Naquele dia a empregada usou o máximo de seus dotes culinários para preparar a melhor refeição que podia fazer, mas serviu ao pequeno alguns aperitivos enquanto esperava tudo ficar pronto, afinal ele já havia permanecido muito tempo sem comer e não aguentava esperar mais. Durante o desjejum, Xiao Bai dispensou todas as boas maneiras que tinha aprendido e atacou a comida com extrema ferocidade; sua gula foi tanta que acabou colocando tudo para fora alguns minutos mais tarde, obrigando a empregada a cozinhar ― de bom grado ― outra vez.

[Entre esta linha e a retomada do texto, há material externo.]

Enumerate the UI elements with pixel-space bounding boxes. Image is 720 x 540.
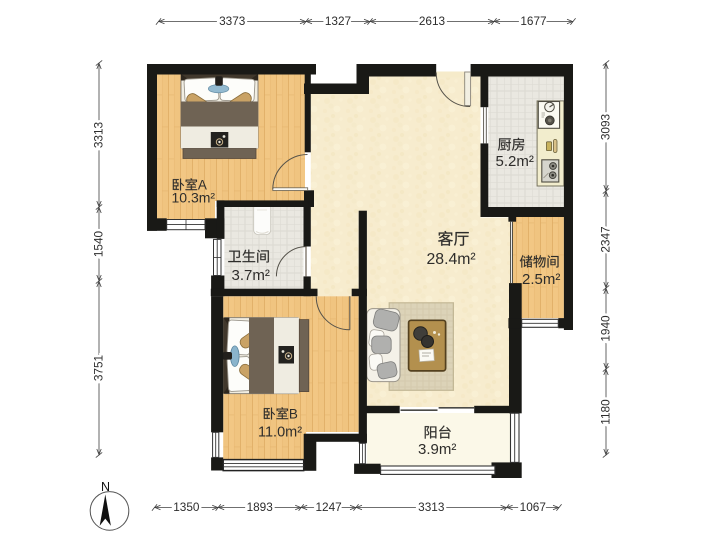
- svg-text:3093: 3093: [599, 113, 613, 140]
- svg-text:11.0m²: 11.0m²: [258, 425, 302, 441]
- svg-text:2347: 2347: [599, 226, 613, 252]
- svg-text:3313: 3313: [418, 500, 445, 514]
- svg-text:1327: 1327: [325, 14, 351, 28]
- svg-text:1540: 1540: [92, 230, 106, 257]
- svg-text:10.3m²: 10.3m²: [172, 190, 216, 206]
- svg-text:3373: 3373: [219, 14, 246, 28]
- svg-text:1067: 1067: [520, 500, 546, 514]
- svg-text:1940: 1940: [599, 315, 613, 342]
- svg-text:2613: 2613: [419, 14, 446, 28]
- svg-text:1893: 1893: [247, 500, 274, 514]
- svg-text:B: B: [289, 407, 298, 422]
- svg-text:3313: 3313: [92, 121, 106, 148]
- svg-text:N: N: [101, 480, 110, 494]
- svg-text:3.9m²: 3.9m²: [418, 441, 456, 458]
- svg-text:1677: 1677: [520, 14, 546, 28]
- svg-text:1180: 1180: [599, 399, 613, 425]
- svg-text:2.5m²: 2.5m²: [522, 271, 560, 288]
- svg-text:3751: 3751: [92, 355, 106, 381]
- svg-text:1247: 1247: [315, 500, 341, 514]
- svg-text:28.4m²: 28.4m²: [427, 251, 476, 268]
- svg-text:3.7m²: 3.7m²: [232, 267, 270, 284]
- svg-text:5.2m²: 5.2m²: [496, 153, 534, 170]
- svg-text:1350: 1350: [173, 500, 200, 514]
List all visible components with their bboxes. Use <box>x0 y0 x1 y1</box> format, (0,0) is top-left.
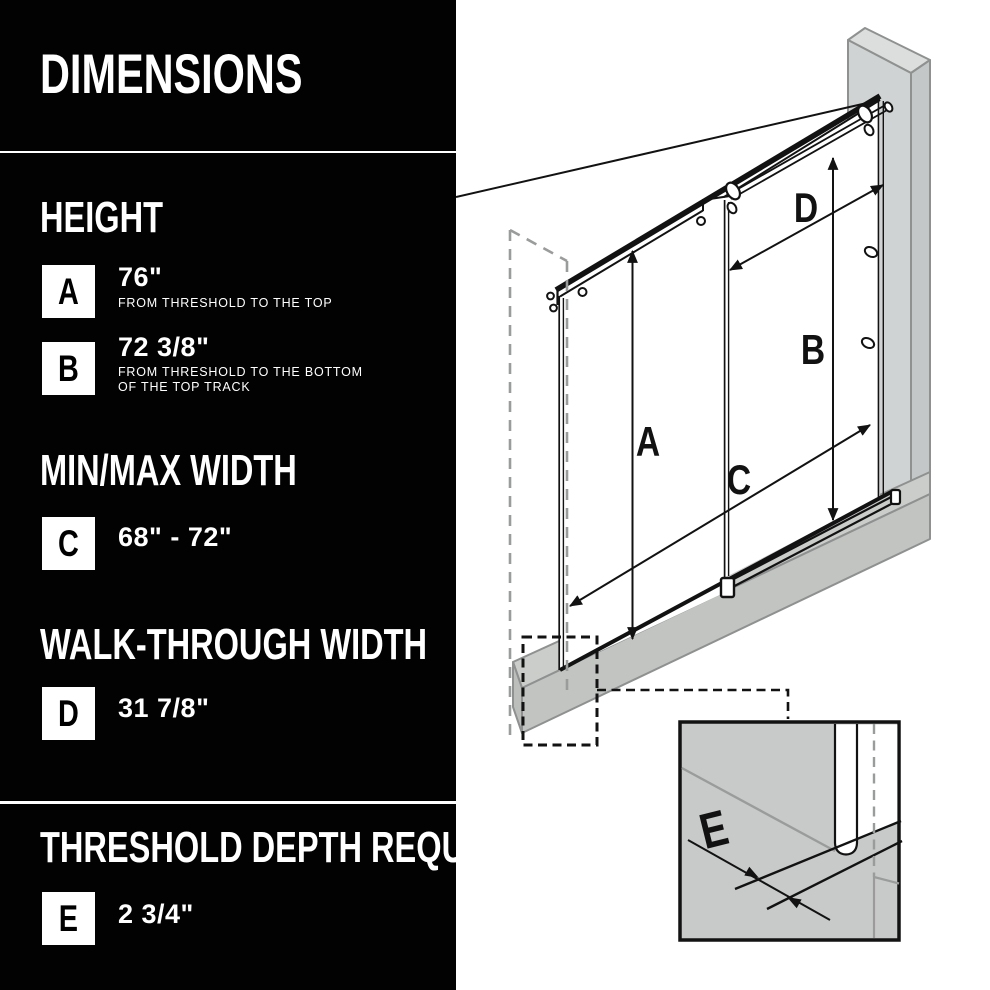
threshold-section-block: THRESHOLD DEPTH REQUIRED E 2 3/4" <box>0 804 456 990</box>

Depois disso, a bondosa mulher ajudou o menino a se trocar e até mesmo deu um banho nele. O dia teve seu fim quando o Jovem Nobre foi colocado na cama e escutou uma história, que falava sobre um tirano e uma Mortal, antes de se render à exaustão.
Quando saiu do quarto do garoto, Magali ainda estava tomada pelo sentimento de culpa. A cena que viu mais cedo, às moscas, o cheiro intragável, a miséria, tudo permanecia impregnado em sua mente, cortando seu coração. A pessoa que causou tudo isso era um importante Ancião detentor de uma força e influência que jamais imaginou ter. Mas depois de ver aquilo, ela fez uma promessa para si mesma: nunca mais deixaria algo do tipo acontecer.
Mesmo que o outro lado fosse importante, forte, uma figura com muitos aliados, nunca mais permitiria que uma barbaridade do tipo voltasse a se repetir. Ela podia ser apenas uma empregada, mas faria tudo ao seu alcance para evitar outra crueldade.
E sua promessa foi colocada à prova dois anos depois, quando Xiao Bai tinha aproximadamente sete anos de idade.